Nanoparticle-based gene therapy has profound implications for clinical medicine. Utilizing PEI to form complexes with plasmids for gene delivery has been thoroughly studied due to its safety and high transfection efficiency. In one study, Santos et al. tested the bioactivity and transfection efficiency of (lPEI)/DNA polyplexes in BALB/c mice [111], and found that DNA samples prepared using high flow-rate FNC exhibited great gene transfection efficiency. In another example, oral DNA delivery using the lipoplex DOTAP/CHO/DNA showed better transfection efficiency than when using the naked PEI/DNA polyplexes (Fig. 10c) [134]. In a recent study, Hu and co-workers studied the fundamentals of the kinetic mixing in a CIJM for assembly of lPEI/pDNA. By controlling the FNC kinetic conditions, 1.3–21.8 pDNA were assembled into each nanocomplex, resulting in particle size of 35–130 nm. Nanocomplexes with intermediate plasmid payload (6–10 plasmids per particle) show the best transgene efficiency in the lungs of healthy and tumor-bearing murine models. Nanocomplexes with higher plasmid payloads lead to larger and more heterogeneous particles. Of note, lower toxicity in the liver was achieved without compromising transfection efficiency by reducing the amount of cationic lPEI in the nanocomplex [112]. Importantly, successful clinical translation of the flash-based nanoformulation depends on the prolonged and stable shelf-life and good reconstitution ability of the nanoformulation. The flash-based lPEI/pDNA nanocomplexes could be easily reconstituted in water without any sonication from lyophilization. The bioactivity studies show no statistical difference in terms of transfection efficacy between the lyophilized form and freshly-made ones. Again, all these studies confirm the versatility and flexibility of FNC-based technology on drug and gene delivery.
Nanocomplexes formulated by FNC also extend the scope of protein delivery.
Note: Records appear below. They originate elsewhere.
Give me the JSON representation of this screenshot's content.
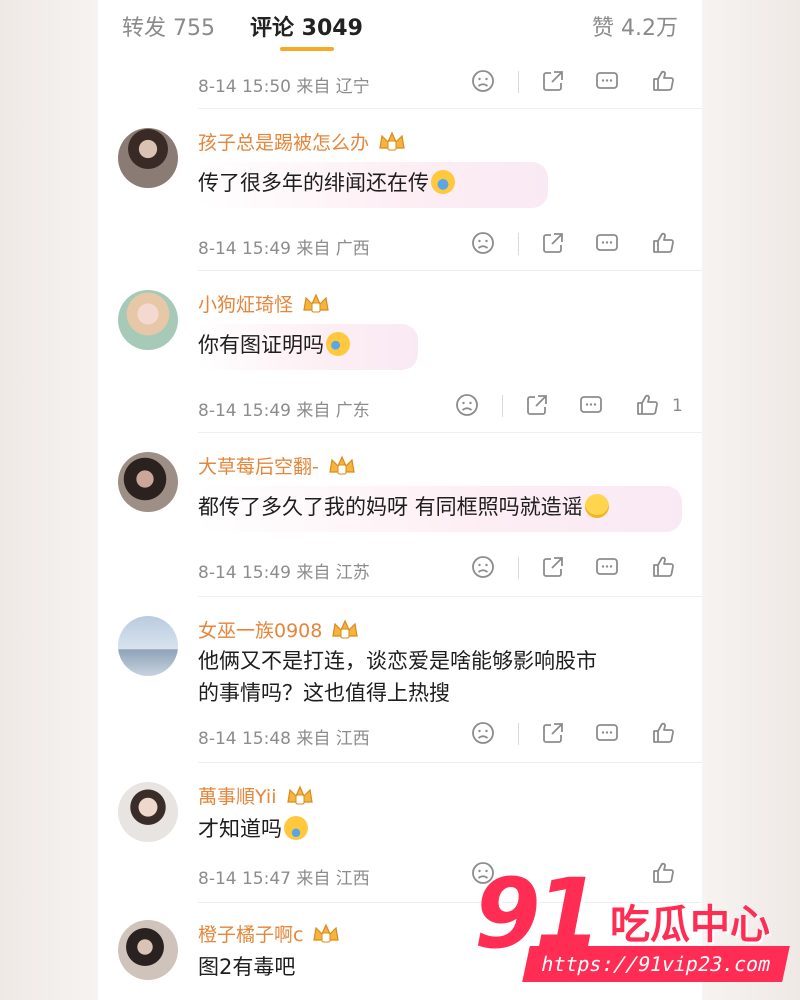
{
  "tabs": {
    "repost": "转发 755",
    "comment": "评论 3049",
    "like": "赞 4.2万"
  },
  "first_meta": {
    "meta": "8-14 15:50 来自 辽宁"
  },
  "comments": [
    {
      "username": "孩子总是踢被怎么办",
      "text": "传了很多年的绯闻还在传",
      "meta": "8-14 15:49 来自 广西",
      "likes": ""
    },
    {
      "username": "小狗炡琦怪",
      "text": "你有图证明吗",
      "meta": "8-14 15:49 来自 广东",
      "likes": "1"
    },
    {
      "username": "大草莓后空翻-",
      "text": "都传了多久了我的妈呀 有同框照吗就造谣",
      "meta": "8-14 15:49 来自 江苏",
      "likes": ""
    },
    {
      "username": "女巫一族0908",
      "text_line1": "他俩又不是打连，谈恋爱是啥能够影响股市",
      "text_line2": "的事情吗？这也值得上热搜",
      "meta": "8-14 15:48 来自 江西",
      "likes": ""
    },
    {
      "username": "萬事順Yii",
      "text": "才知道吗",
      "meta": "8-14 15:47 来自 江西",
      "likes": ""
    },
    {
      "username": "橙子橘子啊c",
      "text": "图2有毒吧"
    }
  ],
  "watermark": {
    "number": "91",
    "name": "吃瓜中心",
    "url": "https://91vip23.com"
  },
  "colors": {
    "accent": "#f7a928",
    "username": "#e5863a",
    "watermark": "#ff2d54"
  },
  "icons": [
    "dislike-icon",
    "share-icon",
    "comment-icon",
    "like-icon",
    "crown-badge-icon"
  ]
}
Oral delivery of insulin reduces cost and improves patient compliance. A sequential three-step FNC system was used to produce an HPMCP-protected HA-coated L-penetratin CPP/insulin nanocomplex. The outermost pH-sensitive HPMCP layer protects the insulin from the acidic stomach environment and disassociates at the higher pH of the small intestine. HA minimizes the interference of the mucosal layer and facilitates nanoparticle mucosa penetration. CPP aids the insulin in crossing the gut epithelia to guarantee insulin delivery into the bloodstream. These nanocomplexes exhibited high acid stability, epithelial penetration, and blood sugar control in the in vitro and in vivo and pharmacokinetic studies [29].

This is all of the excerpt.